Parmi les mensonges répandus par les communistes, il faut relever l’affirmation prétendant que l’Eglise excite les peuples à la guerre :
Il est également évident que sont dans l’erreur ceux qui lancent insidieusement contre le Siège apostolique et l’Eglise catholique l’accusation de vouloir un nouveau conflit. Certes, dans les époques anciennes ou récentes, il y a toujours eu des gens qui ont tenté de soumettre les peuples par les armes. Mais, Nous, Nous n’avons jamais cessé de prêcher une paix véritable ; l’Eglise désire conquérir les peuples non point par les armes, mais par la vérité et les former à la vertu et au service de Dieu et des hommes. Car « les armes de notre combat ne sont pas charnelles, mais puissantes pour la cause de Dieu [5].
Quand les peuples seront imprégnés des vrais principes – qu’il faut enseigner – alors seulement on pourra espérer édifier la paix :
Tout cela, vous devrez l’enseigner avec franchise, car c’est seulement quand les principes chrétiens seront respectés et régiront la vie publique et privée, qu’on pourra espérer que les conflits s’apaiseront et que les diverses classes de la société, les peuples et les nations s’uniront dans une fraternelle concorde.
Pie XII souhaite que – grâce à ces prières et à ces actions des chrétiens – la paix soit enfin accordée au monde :
Puissent les prières qui monteront de partout obtenir de Dieu la réalisation de nos vœux ardents, c’est-à-dire qu’avec l’aide de la grâce divine, les mœurs soient rénovées chez tous par la vertu chrétienne, et que les rapports entre les peuples soient bientôt réglés de telle sorte que l’ambition injuste de dominer les autres disparaisse et que toutes les nations jouissent de la liberté qui leur est due ; qu’enfin les Etats accordent cette même liberté à la sainte religion et à leurs citoyens conformément aux exigences des droits divin et humain.

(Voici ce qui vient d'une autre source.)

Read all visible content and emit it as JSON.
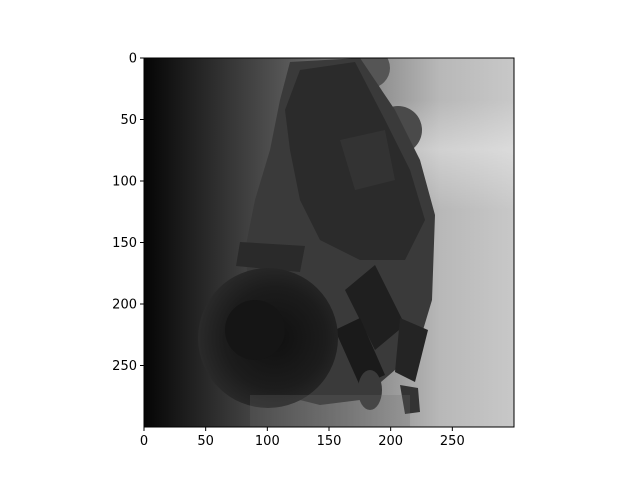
{
  "image": {
    "description_visible": false
  },
  "axes": {
    "x_ticks": [
      "0",
      "50",
      "100",
      "150",
      "200",
      "250"
    ],
    "y_ticks": [
      "0",
      "50",
      "100",
      "150",
      "200",
      "250"
    ],
    "x_range": [
      0,
      300
    ],
    "y_range": [
      0,
      300
    ]
  },
  "colors": {
    "frame": "#000000",
    "background": "#ffffff"
  }
}
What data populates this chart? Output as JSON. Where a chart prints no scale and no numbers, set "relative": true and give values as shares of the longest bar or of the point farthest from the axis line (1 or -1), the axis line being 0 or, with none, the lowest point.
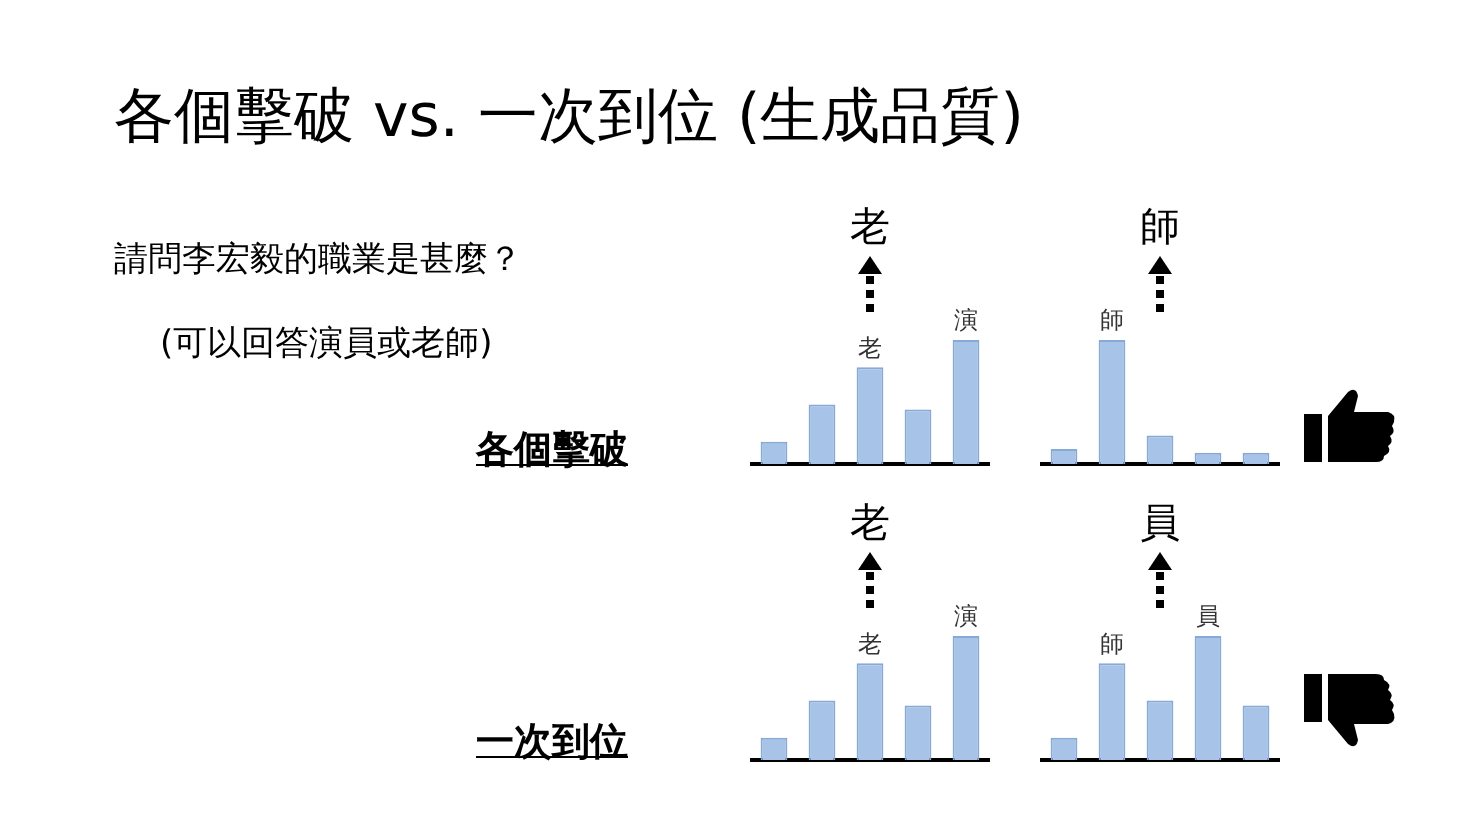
{
  "chart_data": [
    {
      "type": "other",
      "title": "各個擊破 vs. 一次到位 (生成品質)",
      "annotations": [
        "請問李宏毅的職業是甚麼？",
        "(可以回答演員或老師)",
        "各個擊破",
        "一次到位"
      ]
    },
    {
      "type": "bar",
      "title": "老",
      "categories": [
        null,
        null,
        null,
        null,
        null
      ],
      "values": [
        0.18,
        0.48,
        0.78,
        0.44,
        1
      ],
      "annotations": [
        {
          "text": "老",
          "y": 0.78
        },
        {
          "text": "演",
          "y": 1
        }
      ],
      "color": "#a7c4e8",
      "relative": true
    },
    {
      "type": "bar",
      "title": "師",
      "categories": [
        null,
        null,
        null,
        null,
        null
      ],
      "values": [
        0.12,
        1,
        0.23,
        0.09,
        0.09
      ],
      "annotations": [
        {
          "text": "師",
          "y": 1
        }
      ],
      "color": "#a7c4e8",
      "relative": true
    },
    {
      "type": "bar",
      "title": "老",
      "categories": [
        null,
        null,
        null,
        null,
        null
      ],
      "values": [
        0.18,
        0.48,
        0.78,
        0.44,
        1
      ],
      "annotations": [
        {
          "text": "老",
          "y": 0.78
        },
        {
          "text": "演",
          "y": 1
        }
      ],
      "color": "#a7c4e8",
      "relative": true
    },
    {
      "type": "bar",
      "title": "員",
      "categories": [
        null,
        null,
        null,
        null,
        null
      ],
      "values": [
        0.18,
        0.78,
        0.48,
        1,
        0.44
      ],
      "annotations": [
        {
          "text": "師",
          "y": 0.78
        },
        {
          "text": "員",
          "y": 1
        }
      ],
      "color": "#a7c4e8",
      "relative": true
    }
  ]
}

C’est dans cet espoir qu’à vous tous et à chacun, Vénérables Frères, ainsi qu’à votre clergé et à vos fidèles, et en particulier à ceux qui obéiront docilement à Notre présente exhortation, Nous accordons bien volontiers dans le Seigneur la Bénédiction apostolique, gage des grâces célestes et témoignage de Notre bienveillance.
Source : Documents Pontificaux de S. S. Pie XII, Edition Labergerie – D’après le texte latin des A. A. S., XXXXII, 1950, p. 515, traduction française dans La Documentation Catholique, t. XLVII, c. 1025.
- Durant les sept premiers mois de l’Année Sainte, près de 2 millions de pèlerins étaient venus à Rome.[↩]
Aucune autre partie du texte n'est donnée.